Supplementary therapy in those at high risk of arrhythmias
Even if beta-blockers markedly diminish the risk of sudden cardiac death they do not entirely eliminate it. Amiodarone has been suggested as an alternative. Placebo-controlled studies on amiodarone have not, however, shown clear-cut positive effects on total mortality even if death from arrhythmia is reduced. A meta-analysis demonstrated 10% reduced mortality,[29] the most marked effect being in patients simultaneously treated with beta-blockade. ICD-30, which causes a more marked decrease in mortality in high-risk patients compared with beta-blockers and treatment with amiodarone, should therefore be used as a supplementary treatment in selected populations.

Table 4. Comparison between the two survival studies, CIBIS-II[18] and MERIT-HF.[19]



Effects on survival
There are presently two large placebo-controlled studies using the predefined primary endpoints of ‘death’ and ‘combined death and hospitalization’ (Table 4, Figures 1–4). These two studies correlate surprisingly well with regard to effect and tolerability despite the fact that the CIBIS-II trial, which included only NYHA class III and IV patients, demonstrated approximately 50% higher placebo mortality than the MERIT-HF trial.


Figure 1. Subgroup mortality in the CIBIS-II trial.[18] DCM, dilated cardiomyopathy. EF, ejection fraction; MI, myocardial infarction; HR, heart rate; BP, blood pressure.


Figure 2. Subgroup mortality in the MERIT-HF trial.19

Figure 3. Kaplan-Meier survival curve in the CIBIS-II trial.[18]
Figure 4. Kaplan-Meier survival curve in the MERIT-HF trial.[19]

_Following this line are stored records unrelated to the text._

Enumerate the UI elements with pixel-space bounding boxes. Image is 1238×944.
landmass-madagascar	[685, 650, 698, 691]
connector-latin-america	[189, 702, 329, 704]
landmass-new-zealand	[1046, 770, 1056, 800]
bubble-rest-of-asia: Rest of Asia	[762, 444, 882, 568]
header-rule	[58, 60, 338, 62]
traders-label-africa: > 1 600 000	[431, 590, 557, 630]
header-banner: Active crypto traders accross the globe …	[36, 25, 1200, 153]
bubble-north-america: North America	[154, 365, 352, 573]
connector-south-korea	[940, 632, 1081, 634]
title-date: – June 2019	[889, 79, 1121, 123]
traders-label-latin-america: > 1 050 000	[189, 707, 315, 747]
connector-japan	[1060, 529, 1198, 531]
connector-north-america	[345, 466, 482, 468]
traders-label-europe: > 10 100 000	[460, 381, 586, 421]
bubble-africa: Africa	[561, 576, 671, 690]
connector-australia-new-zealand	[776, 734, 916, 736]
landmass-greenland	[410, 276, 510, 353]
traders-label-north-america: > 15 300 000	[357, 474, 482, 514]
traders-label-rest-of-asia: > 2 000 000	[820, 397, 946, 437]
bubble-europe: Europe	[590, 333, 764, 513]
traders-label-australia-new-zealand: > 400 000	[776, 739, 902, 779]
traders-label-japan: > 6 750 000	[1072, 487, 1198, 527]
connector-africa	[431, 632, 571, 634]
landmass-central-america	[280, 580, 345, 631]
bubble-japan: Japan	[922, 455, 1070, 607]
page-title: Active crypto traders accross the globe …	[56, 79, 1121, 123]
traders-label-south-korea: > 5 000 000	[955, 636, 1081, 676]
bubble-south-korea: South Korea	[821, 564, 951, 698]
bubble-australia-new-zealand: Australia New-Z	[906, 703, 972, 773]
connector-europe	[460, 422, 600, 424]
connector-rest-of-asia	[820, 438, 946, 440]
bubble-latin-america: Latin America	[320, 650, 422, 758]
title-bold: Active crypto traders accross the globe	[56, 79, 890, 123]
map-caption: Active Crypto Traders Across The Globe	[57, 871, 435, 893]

Comparable effects were seen in the different NYHA functional classes, in ischaemic and non-ischaemic heart failure and between different age groups in both the CIBIS-II and the MERIT-HF trials. The MERIT-HF trial demonstrated an effect on mortality that was independent of baseline blood pressure, heart rate and ejection fraction. The most impressive findings in both trials were the great number of sudden cardiac deaths in NYHA functional classes II and III and the marked effect on sudden death. This emphasizes the fact that ACE inhibitors alone do not provide sufficient protection against sudden cardiac death and it confirms the great effect on sudden death which has been previously demonstrated in post-infarction trials using beta-blockers. It should be stressed that none of these heart failure studies should be considered as post-infarction studies since, for example, only 14% of the infarct patients in the MERIT-HF trial were included within 6 months of an acute myocardial infarction.

Conclusion
More than 6600 patients with heart failure treated with beta-blockers or placebo have clearly demonstrated that beta-blockade as a supplement to ACE inhibitors or angiotensin I receptor blockade should be standard treatment of heart failure in patients with depressed systolic left ventricular function <0.40. This combination of treatment can achieve a 34% reduction in total mortality. Tolerance is excellent since there is no difference in withdrawal rate from placebo and the number of readmissions for heart failure is significantly reduced.